Lors d'une perquisition menée après les attaques de Bruxelles, en mars, les enquêteurs belges avaient retrouvé un ordinateur portable dans une poubelle de la ville de Scharbeek, tout près de la planque du commando terroriste du 22 mars. L'ordinateur contenait l'enregistrement d'une conversation téléphonique, tenue entre les frères Ibrahim et Khalid El Bakroui, et Najim Laachraoui, les trois hommes qui se sont fait exploser à Bruxelles, ainsi qu'avec un responsable du groupe Etat islamique (EI) se trouvant en Syrie.
Pour la libération de "frères et de soeurs"
Les messages retrouvés sont adressés à un certain "Abou Ahmed". Selon les enquêteurs, il s'agirait d'un vétéran du djihad belgo-marocain d'une trentaine d'années, Oussama Atar. Selon la RTBF, l'homme serait passé par les geôles américaines d'Irak dans les années 2000. Dans ces conversations, les trois djihadistes qui vivent alors dans la clandestinité, proposent à leur interlocuteur plusieurs plans d'action.
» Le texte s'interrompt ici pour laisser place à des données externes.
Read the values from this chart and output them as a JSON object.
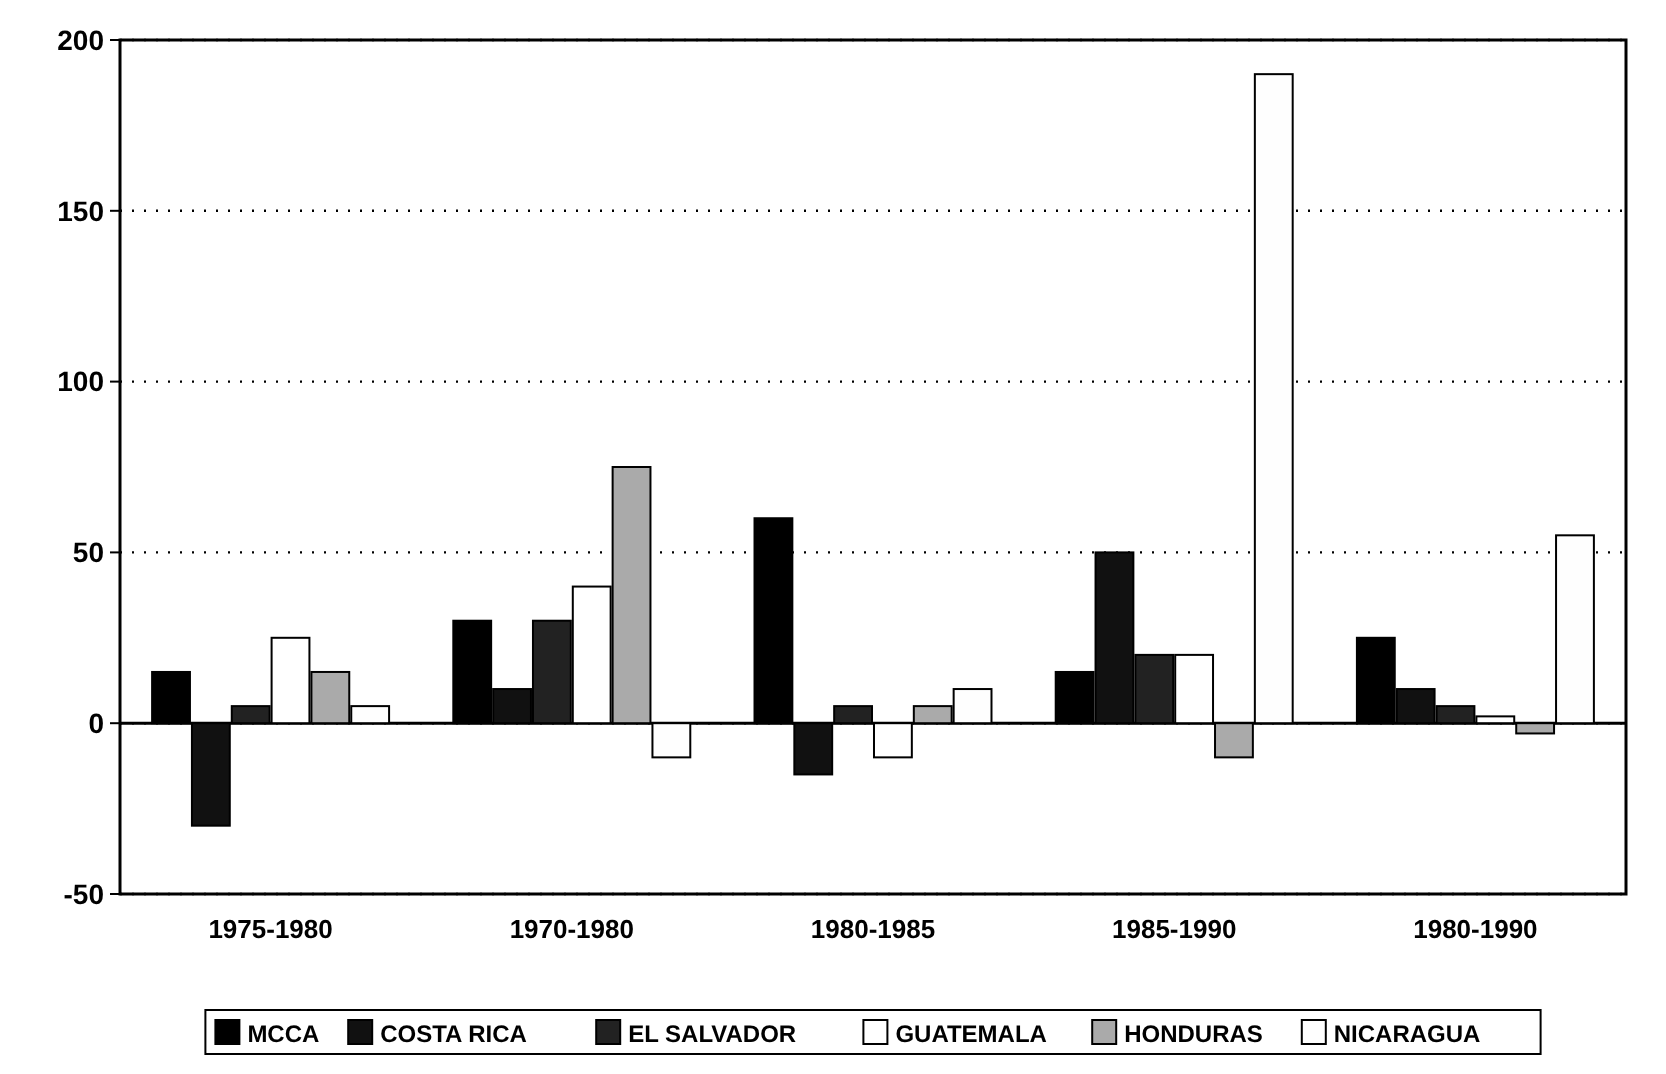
{
  "chart_data": {
    "type": "bar",
    "categories": [
      "1975-1980",
      "1970-1980",
      "1980-1985",
      "1985-1990",
      "1980-1990"
    ],
    "series": [
      {
        "name": "MCCA",
        "color": "#000000",
        "values": [
          15,
          30,
          60,
          15,
          25
        ]
      },
      {
        "name": "COSTA RICA",
        "color": "#111111",
        "values": [
          -30,
          10,
          -15,
          50,
          10
        ]
      },
      {
        "name": "EL SALVADOR",
        "color": "#222222",
        "values": [
          5,
          30,
          5,
          20,
          5
        ]
      },
      {
        "name": "GUATEMALA",
        "color": "#ffffff",
        "values": [
          25,
          40,
          -10,
          20,
          2
        ]
      },
      {
        "name": "HONDURAS",
        "color": "#aaaaaa",
        "values": [
          15,
          75,
          5,
          -10,
          -3
        ]
      },
      {
        "name": "NICARAGUA",
        "color": "#fefefe",
        "values": [
          5,
          -10,
          10,
          190,
          55
        ]
      }
    ],
    "ylim": [
      -50,
      200
    ],
    "yticks": [
      -50,
      0,
      50,
      100,
      150,
      200
    ],
    "grid": "y",
    "legend": "bottom"
  }
}
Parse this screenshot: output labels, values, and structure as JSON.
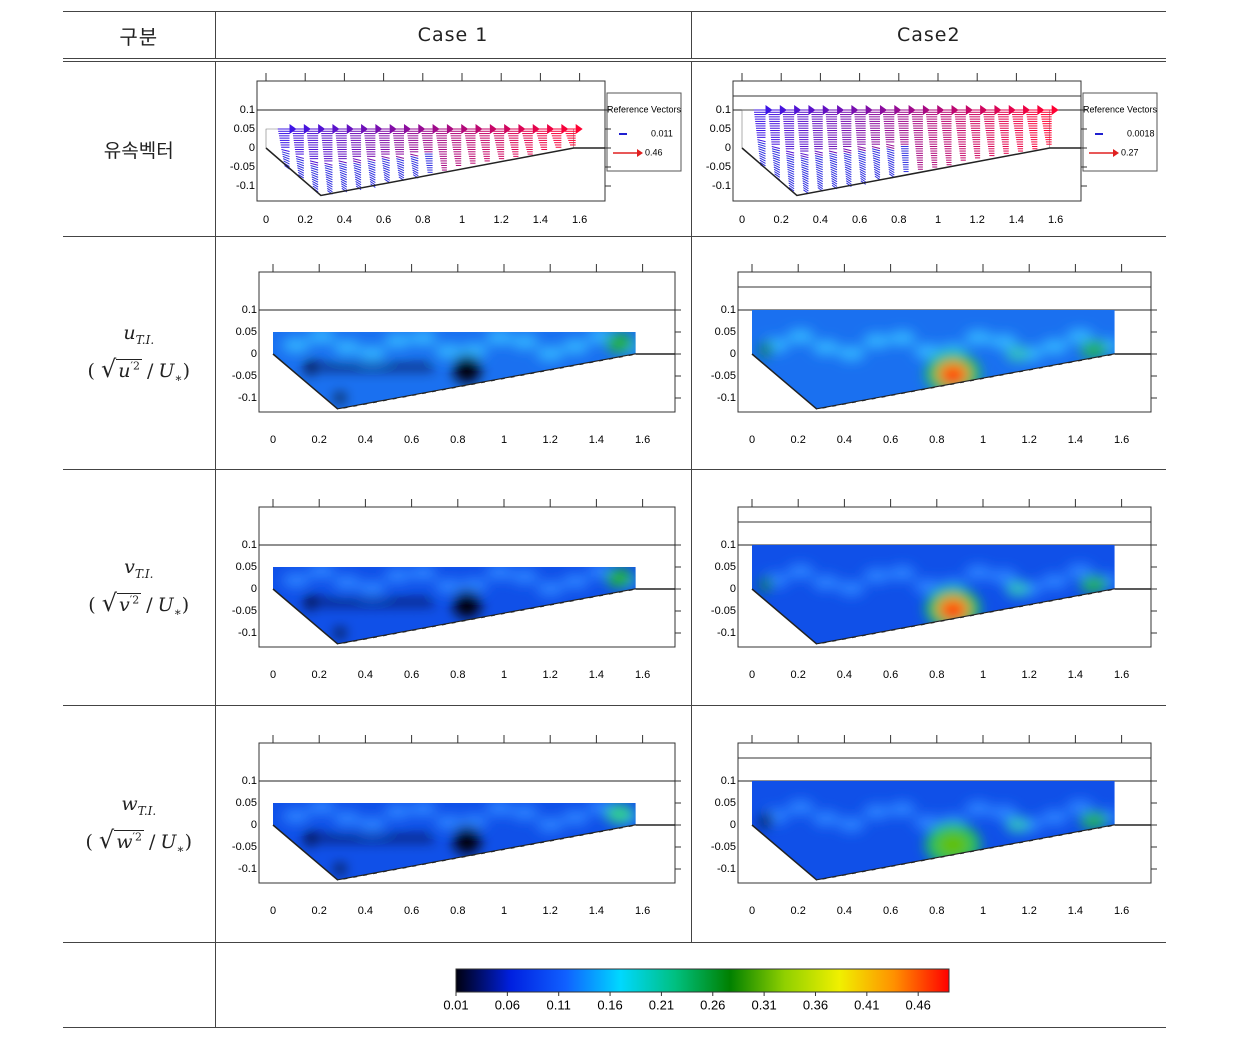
{
  "table": {
    "header": [
      "구분",
      "Case 1",
      "Case2"
    ],
    "rows": [
      {
        "label": {
          "text": "유속벡터"
        },
        "cases": [
          {
            "legend": {
              "title": "Reference Vectors",
              "small": "0.011",
              "large": "0.46"
            }
          },
          {
            "legend": {
              "title": "Reference Vectors",
              "small": "0.0018",
              "large": "0.27"
            }
          }
        ]
      },
      {
        "label": {
          "var": "u",
          "sub": "T.I.",
          "open": "(",
          "root": "√",
          "num": "u",
          "sup": "′2",
          "slash": "/",
          "den": "U",
          "den_sub": "∗",
          "close": ")"
        }
      },
      {
        "label": {
          "var": "v",
          "sub": "T.I.",
          "open": "(",
          "root": "√",
          "num": "v",
          "sup": "′2",
          "slash": "/",
          "den": "U",
          "den_sub": "∗",
          "close": ")"
        }
      },
      {
        "label": {
          "var": "w",
          "sub": "T.I.",
          "open": "(",
          "root": "√",
          "num": "w",
          "sup": "′2",
          "slash": "/",
          "den": "U",
          "den_sub": "∗",
          "close": ")"
        }
      }
    ]
  },
  "axes": {
    "xticks": [
      0,
      0.2,
      0.4,
      0.6,
      0.8,
      1,
      1.2,
      1.4,
      1.6
    ],
    "yticks": [
      0.1,
      0.05,
      0,
      -0.05,
      -0.1
    ]
  },
  "colorbar": {
    "ticks": [
      0.01,
      0.06,
      0.11,
      0.16,
      0.21,
      0.26,
      0.31,
      0.36,
      0.41,
      0.46
    ],
    "lim": [
      0.01,
      0.49
    ],
    "colors": [
      "#000010",
      "#0020e0",
      "#1060ff",
      "#00d8ff",
      "#00c080",
      "#008000",
      "#90d000",
      "#f0f000",
      "#ff9000",
      "#ff0000"
    ]
  }
}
Parmi eux, le kidnapping de personnalités, "une ou deux têtes", afin de réclamer en échange la libération de "frères et de soeurs" actuellement en prison. Najim Laachraoui égrène certains noms, dont celui de Medhi Nemmouche, l'auteur présumé de l'attentat au Musée Juif de Bruxelles qui avait fait 4 morts en mai 2014. Le djihadiste évoque aussi celui de Mohamed Bakkali, le logisticien présumé des attentats du 13 Novembre 2015 à Paris. Le parquet fédéral belge n'a pas voulu commenter ces informations.
Nemmouche et Laachraoui ont combattu ensemble
Si les attaques du Musée juif et celles de Bruxelles ne sont pas directement liées, Medhi Nemmouche et Najim Laachraoui ont combattu ensemble dans les rangs de l'Etat islamique. Ce dernier le décrit comme "un frère", selon la RTBF. Plusieurs femmes membres de la mouvance islamiste radicale, dont deux "égéries du jihad", Fatima Aberkan et Malika el-Aroud, sont actuellement incarcérées en Belgique.
Les trois djihadistes ne mettront pas leur plan à exécution, mais se feront sauter, dans la précipitation, le 22 mars à Bruxelles, faisant 32 morts et plusieurs centaines de blessés.